Her insights are especially keen (and psychologically credible) when she is wrestling with her early poor reception as such a pastor. Aware of the need to prove herself to the congregation who resisted her debut, she makes the sharp and surprisingly generous and self-critical observation that she felt the need to prove herself: “How ironic that I would grasp for power or control to prove myself a shepherd. How like the world and how unlike the Good Shepherd.”

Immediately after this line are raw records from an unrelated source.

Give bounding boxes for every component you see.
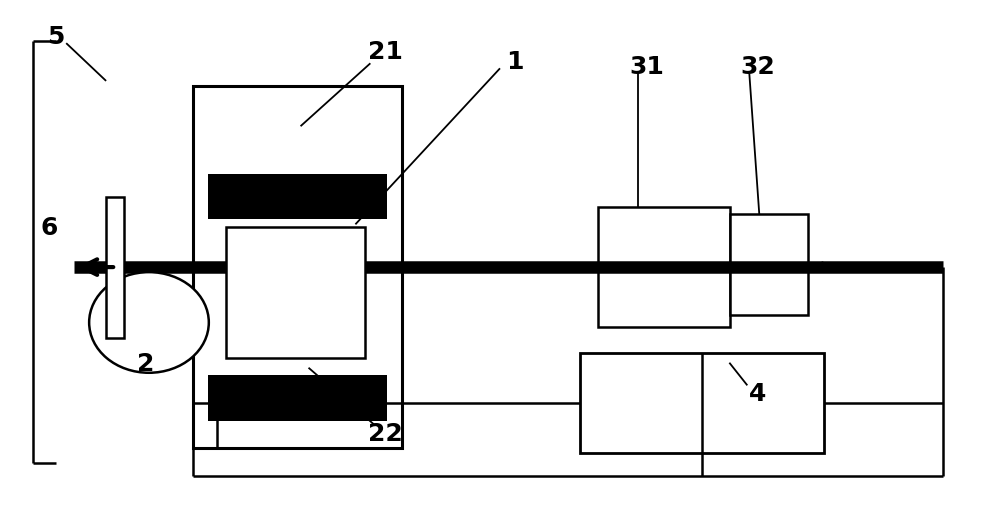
Bar [106,197,124,338]
Text: 22: 22 [368,421,403,445]
Bar [193,87,402,448]
Bar [730,215,808,315]
Text: 6: 6 [41,216,58,239]
Bar [208,376,387,421]
Text: 1: 1 [506,49,524,74]
Text: 4: 4 [749,381,766,405]
Text: 2: 2 [137,351,155,375]
Text: 5: 5 [48,25,65,48]
Bar [226,227,365,358]
Bar [580,353,824,453]
Bar [208,175,387,220]
Text: 32: 32 [740,55,775,79]
Bar [598,207,730,328]
Ellipse shape [89,273,209,373]
Text: 31: 31 [629,55,664,79]
Text: 21: 21 [368,39,403,64]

Tied to her sensitivity to her role as a woman and how our culture judges it, she makes an important point about how we are raised to despise “the body.” “The consequences of the body narrative of culture are easy to identify, most poignantly among women and girls.” She also aims her criticism at her faith’s failure to combat such judgements. She feels “captured by the lying nature of culture, and with no viable substitute from the church that has anything of substance to say of my body today.”

She recurs continually to “the power of sin.” She blames that force for the “disordered gender relationships” which she laments that “still [rend] the Spirit-breathed vocational expectation of many women.” I agree with her “alas,” though my more secular side would suggest the problem lies with current social habits and beliefs, not with what I’d call her faith’s too-easily-reliable doctrinal vocabulary.

Another good spiritual and psychological insight Ms. Lobdell provides comes from a former pastor (her father actually): “he would gently remind me: ‘the call is not to forgive and forget, but to forgive every time you remember.’” This is psychologically astute. It’s much truer to how our ethics and memories guide us in our actual “lived” lives. We are not invincible–we do gunny sack some old grudges. But we can learn–and learn to practice–generosity and forgiveness. Time and again.

Where I might take issue with Pastor Lobdell is with her to me very traditional and therefore quite old-fashioned reliance on “The Fall” as explanatory of our current condition. “We live in … a world deeply marred by the effects of the fall.” She speaks of “illness and death,” for example, as being “the symptoms of a broken creation.” I think a more rational, science-informed take on this “fallen condition” accepts that it is the inevitable result of, and is conditioned by, our mammalian heritage. Our species, much like its predecessor participants on this globe, has had to learn to adapt. She also resorts to words like “forever” or “eternity.” My perspective is far more secular, immediate and is unmoved by considerations of any life beyond this one.

We can celebrate that Pastor Lobdell outgrew the youthful perspective that her church imposed on her, some of which included “believing in a six-day creation … [practicing] abstinence from alcohol and voting Republican.” We more progressive Christians can still be touched and moved by this lengthy confession and sharp personal scrutiny, penned by a devoted and passionate and honest woman of faith.

There is much to admire and revere in this woman’s personal struggles and her efforts to come to terms with some of her sect’s regrettable stands. But we can, above all, salute her conviction that “we are invited to participate in God’s redemptive work.”